Luego está la muy sobresaliente cuestión de lo que los mandamientos
no
dicen. ¿Resulta demasiado contemporáneo reparar en que no se dice nada sobre la protección de los niños ante la crueldad, ni sobre los abusos infantiles, ni sobre la esclavitud, ni sobre el genocidio? ¿O percibir que algunas de estas mismas ofensas casi se recomiendan positivamente es leer «el contexto» con demasiada literalidad? En el versículo 2 del capítulo inmediatamente siguiente dios le dice a Moisés que informe a sus seguidores de las normas bajo las que se puede comprar o vender esclavos (o perforarles la oreja con un punzón) y las reglas que gobiernan la venta de sus hijas.

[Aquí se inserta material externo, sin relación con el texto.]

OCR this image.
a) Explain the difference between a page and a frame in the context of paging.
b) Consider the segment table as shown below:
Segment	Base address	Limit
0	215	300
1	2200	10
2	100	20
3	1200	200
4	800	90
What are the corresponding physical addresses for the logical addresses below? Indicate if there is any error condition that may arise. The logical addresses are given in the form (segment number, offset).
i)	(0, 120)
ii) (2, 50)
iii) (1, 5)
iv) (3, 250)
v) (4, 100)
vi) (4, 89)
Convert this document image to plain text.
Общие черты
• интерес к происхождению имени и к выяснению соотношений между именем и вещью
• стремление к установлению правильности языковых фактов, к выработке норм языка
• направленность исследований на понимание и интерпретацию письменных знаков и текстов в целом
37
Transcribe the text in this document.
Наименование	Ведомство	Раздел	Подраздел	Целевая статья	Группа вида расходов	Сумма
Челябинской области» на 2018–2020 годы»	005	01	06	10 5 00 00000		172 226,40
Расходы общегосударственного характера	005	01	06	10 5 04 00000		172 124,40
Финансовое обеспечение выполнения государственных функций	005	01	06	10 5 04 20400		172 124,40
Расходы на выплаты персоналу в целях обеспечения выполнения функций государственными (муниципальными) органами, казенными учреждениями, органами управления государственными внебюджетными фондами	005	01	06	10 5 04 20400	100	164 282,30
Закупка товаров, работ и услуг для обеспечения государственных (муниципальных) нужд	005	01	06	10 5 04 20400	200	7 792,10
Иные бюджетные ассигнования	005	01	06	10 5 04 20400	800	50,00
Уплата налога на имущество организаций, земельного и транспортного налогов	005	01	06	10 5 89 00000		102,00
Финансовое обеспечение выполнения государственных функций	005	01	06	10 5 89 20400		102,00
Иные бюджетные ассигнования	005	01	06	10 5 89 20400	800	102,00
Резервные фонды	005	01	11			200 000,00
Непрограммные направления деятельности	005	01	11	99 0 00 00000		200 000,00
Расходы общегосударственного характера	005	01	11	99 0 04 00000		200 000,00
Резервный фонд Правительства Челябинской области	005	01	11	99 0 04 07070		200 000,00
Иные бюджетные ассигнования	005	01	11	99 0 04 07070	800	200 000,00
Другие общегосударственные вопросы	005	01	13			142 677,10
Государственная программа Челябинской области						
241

Ello viene seguido por las regulaciones enfermizamente detalladas acerca de la matanza de bueyes y los bueyes que matan, incluyendo los famosos versículos que imponen el «vida por vida, ojo por ojo, diente por diente». El arbitraje de las disputas agrarias se interrumpe por un momento con el abrupto versículo (22:18) «A la hechicera no la dejaras con vida». Durante siglos, esta fue la justificación de la tortura cristiana y la quema de mujeres que no seguían las directrices marcadas. De vez en cuando, hay mandamientos que son morales y que también se expresan con una elocuencia memorable (al menos en la encantadora versión inglesa del rey Jacobo): la máxima «No sigas a la mayoría para hacer el mal» se la enseñó a Bertrand Russell su abuela y acompañó al anciano hereje durante toda su vida. Sin embargo, murmuramos palabras de simpatía hacia los olvidados y desaparecidos jivitas, cananeos e hititas, que supuestamente también formaban parte de la creación original del Señor, los cuales son expulsados de sus hogares sin piedad para dejar sitio a los desagradecidos y rebeldes hijos de Israel. (Esta supuesta «alianza» es el fundamento de una reivindicación irredentista de Palestina que nos ha reportado infinitos problemas hasta el día de hoy.)